Do tell! We didn’t notice your personal opinions before, so it’s nice that you help us by pointing them out.

“…One being the health of fish runs, both wild and hatchery. Salmon are very temperature sensitive. Additionally they depend on stream flow being sufficient to entrain enough oxygen and keep sedimentation to a minimum. Oregon streams are seeing increases in temperature at the same time as flows in some areas are diminishing…”

All caused by global warming? Or perhaps you are afflicting the climate with man draining rivers, streams and aquifers to water plants, food crops and lawns. Got a lawn? Like to eat? Or would you prefer others to suffer?

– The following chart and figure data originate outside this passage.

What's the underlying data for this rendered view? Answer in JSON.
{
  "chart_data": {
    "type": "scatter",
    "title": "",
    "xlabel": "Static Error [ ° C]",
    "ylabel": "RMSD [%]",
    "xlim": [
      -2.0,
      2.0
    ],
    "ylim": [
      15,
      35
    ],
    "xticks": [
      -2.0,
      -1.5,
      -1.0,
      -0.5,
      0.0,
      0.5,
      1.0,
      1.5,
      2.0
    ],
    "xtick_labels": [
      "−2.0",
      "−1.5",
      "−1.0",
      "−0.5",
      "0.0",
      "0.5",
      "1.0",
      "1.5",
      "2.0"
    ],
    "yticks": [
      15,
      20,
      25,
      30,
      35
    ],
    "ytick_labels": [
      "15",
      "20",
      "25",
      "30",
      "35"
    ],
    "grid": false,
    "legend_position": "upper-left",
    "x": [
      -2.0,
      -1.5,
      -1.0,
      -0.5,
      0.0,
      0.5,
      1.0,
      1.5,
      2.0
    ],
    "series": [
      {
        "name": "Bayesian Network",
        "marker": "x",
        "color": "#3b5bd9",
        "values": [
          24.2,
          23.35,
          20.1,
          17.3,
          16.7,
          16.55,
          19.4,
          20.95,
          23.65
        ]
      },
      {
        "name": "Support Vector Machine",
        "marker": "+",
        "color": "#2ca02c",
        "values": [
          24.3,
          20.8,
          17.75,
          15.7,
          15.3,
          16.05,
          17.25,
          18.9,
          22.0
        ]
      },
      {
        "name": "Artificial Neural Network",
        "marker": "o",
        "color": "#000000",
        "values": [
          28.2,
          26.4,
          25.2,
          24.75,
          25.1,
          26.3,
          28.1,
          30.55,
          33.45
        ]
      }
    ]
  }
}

“…There is nothing in the story above that I see as bogus or poor science. Those making fun of it should be ashamed…”

All well covered by JJ. Even Latitude noticed your comment and responded nicely.

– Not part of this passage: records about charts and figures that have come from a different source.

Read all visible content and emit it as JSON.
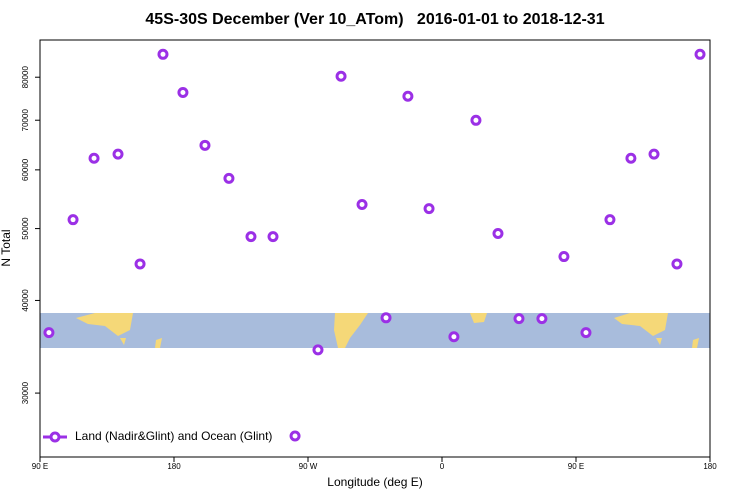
{
  "chart_data": {
    "type": "scatter",
    "title": "45S-30S December (Ver 10_ATom)   2016-01-01 to 2018-12-31",
    "x_label": "Longitude (deg E)",
    "y_label": "N Total",
    "log_y": true,
    "xlim": [
      90,
      540
    ],
    "ylim": [
      24600,
      89800
    ],
    "xticks": [
      {
        "value": 90,
        "label": "90 E"
      },
      {
        "value": 180,
        "label": "180"
      },
      {
        "value": 270,
        "label": "90 W"
      },
      {
        "value": 360,
        "label": "0"
      },
      {
        "value": 450,
        "label": "90 E"
      },
      {
        "value": 540,
        "label": "180"
      }
    ],
    "yticks": [
      30000,
      40000,
      50000,
      60000,
      70000,
      80000
    ],
    "legend": "bottom-left",
    "series": [
      {
        "name": "Land (Nadir&Glint) and Ocean (Glint)",
        "color": "#9b30e6",
        "x": [
          96,
          112.2,
          126.3,
          142.4,
          157.2,
          172.6,
          186,
          200.8,
          216.9,
          231.7,
          246.5,
          261.3,
          276.7,
          292.2,
          306.3,
          322.4,
          337.1,
          351.3,
          368,
          382.8,
          397.6,
          411.7,
          427.1,
          441.9,
          456.7,
          472.8,
          486.9,
          502.4,
          517.8,
          533.3
        ],
        "values": [
          36200,
          51400,
          62200,
          63000,
          44800,
          85900,
          76300,
          64750,
          58430,
          48770,
          48770,
          26260,
          34310,
          80250,
          53880,
          37900,
          75400,
          53200,
          35740,
          69980,
          49240,
          37800,
          37800,
          45840,
          36200,
          51400,
          62200,
          63000,
          44800,
          85900
        ]
      }
    ]
  }
}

“…FYI – I will admit to a bit of bias here, as I did a 6 month internship with USGS while in grad school. There I learned they are one of, if not the best science organization operating under the auspices of the federal government, respected by acadamia (sic), the market place and other government organizations.”

A bit of a bias? One of the better laughs in this thread.
USGS may be on of the best science organizations, especially in the trenches; but if they’re going to keep producing similar science as above, they’re only direction is not better science. Shake the USGS dust from your eyes and read papers looking for the science, not the wild claims.

bushbunny
May 28, 2014 8:46 pm

Trout breed in cold weather, don’t ask me why? But our trout season ceases in June and reopens in October.

timg56
May 29, 2014 10:36 am

Lattitude,
I worked on water quality stuff. I construct and manager communications sites now.
JJ & ATheoK,
Nice doggies. Here, go play with this bone.

mubami
May 30, 2014 2:41 am

I am afraid a day will come everything will be half-done because of climate change. There should be allocation if reasonable amount of funds to learn the exact reasons of half breed trout and how to combat this menace both.